Force of will cannot change the world, she knows, but it's a damned good place to start.
She has a fair idea of where James might have been taken - the little village half a mile from the rail line, tucked into a bend in the river, is unlikely, but there is a suspected HYDRA based a further mile and a quarter east from there, and so it is that Susan is just less than a mile and a half from where James fell, peering at the world through green-tinted glass goggles and wishing to Aslan that the bloody snow would clear just a little, so she might see.
Which is how she nearly gets shot, the first time. The squids have a guard, miracle of miracles, and she was so caught up in the lack of visibility that she forgot to think of such a thing.
She kills him with a little Stark Industries special, a neat little handgun that Howard played with just for her and Peggy, and tucks the gun back into the pocket in the leg of her trousers. She prefers her bow, likes that it fits her now as it hadn't when she came home from Narnia, but it just isn't practical in this weather - oh, she could make the shot, of course she could, there aren't circumstances in which Susan Pevensie, once a queen and now an assassin, could not make a shot, but even still, she has to think practically.

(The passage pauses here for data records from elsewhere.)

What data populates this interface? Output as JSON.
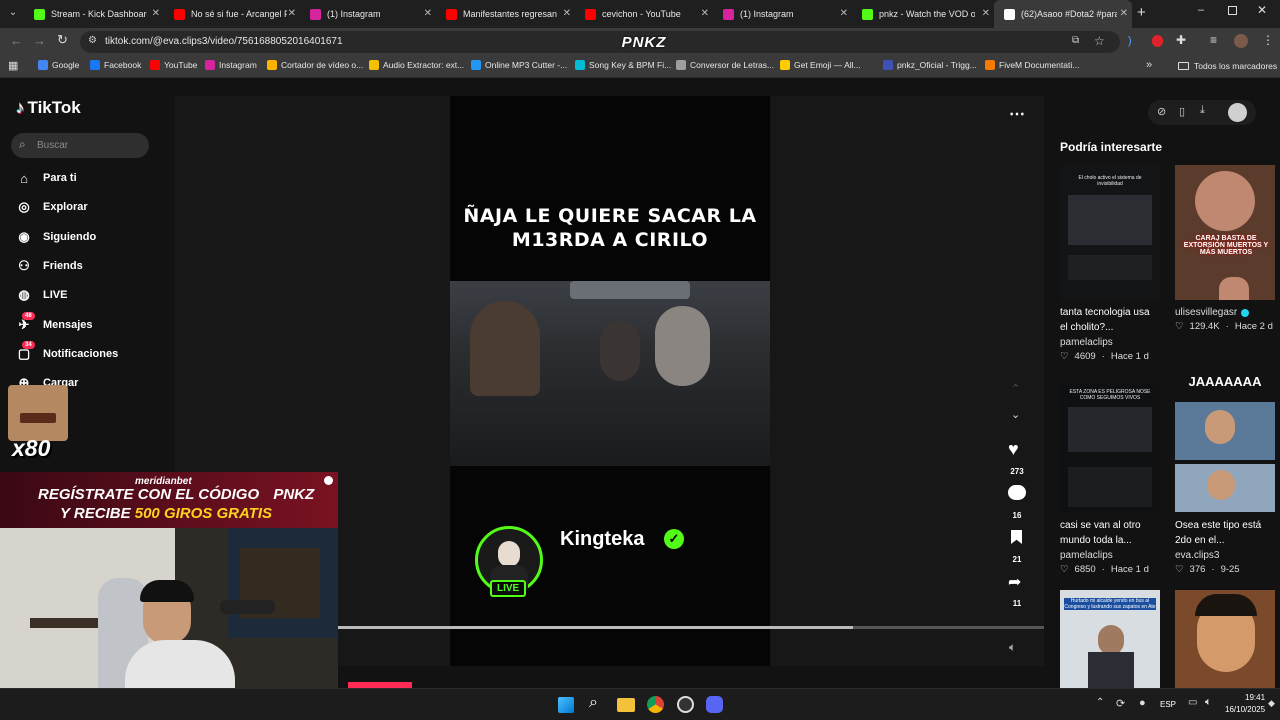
{
  "tabs": [
    {
      "title": "Stream - Kick Dashboard",
      "color": "#53fc18"
    },
    {
      "title": "No sé si fue - Arcangel Fe",
      "color": "#ff0000"
    },
    {
      "title": "(1) Instagram",
      "color": "#d6249f"
    },
    {
      "title": "Manifestantes regresan al",
      "color": "#ff0000"
    },
    {
      "title": "cevichon - YouTube",
      "color": "#ff0000"
    },
    {
      "title": "(1) Instagram",
      "color": "#d6249f"
    },
    {
      "title": "pnkz - Watch the VOD on",
      "color": "#53fc18"
    },
    {
      "title": "(62)Asaoo #Dota2 #para",
      "color": "#ffffff"
    }
  ],
  "address": {
    "url": "tiktok.com/@eva.clips3/video/7561688052016401671"
  },
  "overlay_logo": "PNKZ",
  "bookmarks": [
    {
      "label": "Google",
      "color": "#4285f4"
    },
    {
      "label": "Facebook",
      "color": "#1877f2"
    },
    {
      "label": "YouTube",
      "color": "#ff0000"
    },
    {
      "label": "Instagram",
      "color": "#d6249f"
    },
    {
      "label": "Cortador de vídeo o...",
      "color": "#ffb300"
    },
    {
      "label": "Audio Extractor: ext...",
      "color": "#f5c000"
    },
    {
      "label": "Online MP3 Cutter -...",
      "color": "#2196f3"
    },
    {
      "label": "Song Key & BPM Fi...",
      "color": "#00bcd4"
    },
    {
      "label": "Conversor de Letras...",
      "color": "#9e9e9e"
    },
    {
      "label": "Get Emoji — All...",
      "color": "#ffcc00"
    },
    {
      "label": "pnkz_Oficial - Trigg...",
      "color": "#3f51b5"
    },
    {
      "label": "FiveM Documentati...",
      "color": "#f57c00"
    }
  ],
  "bookmarks_all": "Todos los marcadores",
  "tiktok": {
    "logo": "TikTok",
    "search_placeholder": "Buscar",
    "nav": [
      {
        "label": "Para ti",
        "icon": "home-icon"
      },
      {
        "label": "Explorar",
        "icon": "compass-icon"
      },
      {
        "label": "Siguiendo",
        "icon": "following-icon"
      },
      {
        "label": "Friends",
        "icon": "friends-icon"
      },
      {
        "label": "LIVE",
        "icon": "live-icon"
      },
      {
        "label": "Mensajes",
        "icon": "message-icon",
        "badge": "48"
      },
      {
        "label": "Notificaciones",
        "icon": "bell-icon",
        "badge": "34"
      },
      {
        "label": "Cargar",
        "icon": "upload-icon"
      }
    ]
  },
  "video": {
    "caption": "ÑAJA LE QUIERE SACAR LA M13RDA A CIRILO",
    "streamer_name": "Kingteka",
    "live_label": "LIVE",
    "likes": "273",
    "comments": "16",
    "saves": "21",
    "shares": "11",
    "progress": 0.73
  },
  "recommend": {
    "title": "Podría interesarte",
    "cards": [
      {
        "title": "tanta tecnologia usa el cholito?...",
        "author": "pamelaclips",
        "likes": "4609",
        "age": "Hace 1 d",
        "thumb_text": "El cholo activo el sistema de invisibilidad"
      },
      {
        "title": "",
        "author": "ulisesvillegasr",
        "likes": "129.4K",
        "age": "Hace 2 d",
        "thumb_text": "CARAJ BASTA DE EXTORSIÓN MUERTOS Y MÁS MUERTOS"
      },
      {
        "title": "casi se van al otro mundo toda la...",
        "author": "pamelaclips",
        "likes": "6850",
        "age": "Hace 1 d",
        "thumb_text": "ESTA ZONA ES PELIGROSA NOSE COMO SEGUIMOS VIVOS"
      },
      {
        "title": "Osea este tipo está 2do en el...",
        "author": "eva.clips3",
        "likes": "376",
        "age": "9-25",
        "thumb_text": "JAAAAAAA"
      },
      {
        "title": "",
        "author": "",
        "likes": "",
        "age": "",
        "thumb_text": "Hurtado mi alcalde yendo en bus al Congreso y lustrando sus zapatos en Ate"
      }
    ]
  },
  "stream_overlay": {
    "sponsor": "meridianbet",
    "promo_line1": "REGÍSTRATE CON EL CÓDIGO",
    "promo_code": "PNKZ",
    "promo_line2_pre": "Y RECIBE",
    "promo_line2_hi": "500 GIROS GRATIS",
    "emote_count": "x80"
  },
  "taskbar": {
    "lang": "ESP",
    "time": "19:41",
    "date": "16/10/2025"
  }
}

James needs her to think practically.
The base itself has only a skeleton guard - she dispatches the first four she meets easily enough, a carefully placed elbow here, a deftly thrown sliver of steel there, two neat shots from Howard's special toy to finish it off - and she slips through the shadows as easily as if she's playing hide-and-go-seek with the dryads in the orchards at Cair Paravel, or in Diggory's house with Ed and Lu and Pete.
"Come now, darling," she murmurs, choking a young man in an elegantly cut but wholly evil uniform until he stops struggling. "Let me find you - make it easy for me."
She hears the screaming, and she hopes she's wrong but is relieved to be right all the same, when it leads her to James. He's strapped to a steel table in a white room, surrounded by doctors with the squid on their shoulders, and he's so still, now that the screaming has stopped.
For this, she knocks an arrow to her bow - let them know that Hawkeye is claiming this kill, that Hawkeye will avenge any slights against her and hers.
Five arrows later, she is bent over James' table, unhooking him from all the monitors he's attached to and wishing she didn't have to do this, but she does-
He goes still again, once the screaming has stopped and the reek of seared flesh means the cauterising is done, and she brushes her lips against his as an apology.
"Queenie," he whispers, pale eyes bleary with pain and confusion and blood loss. "Wha-"
"Up you get, darling," she says cheerfully, smiling despite her tears. "We've got a long walk ahead of us, and I fear I have only one pair of snowshoes."
She takes a bullet in the side from a foolish soldier she thought she'd killed on the way out, while she has James balanced over her shoulders, but she steps on the fool's throat and ensures he shan't shoot anyone else, and she considers it a small price to pay for James' return.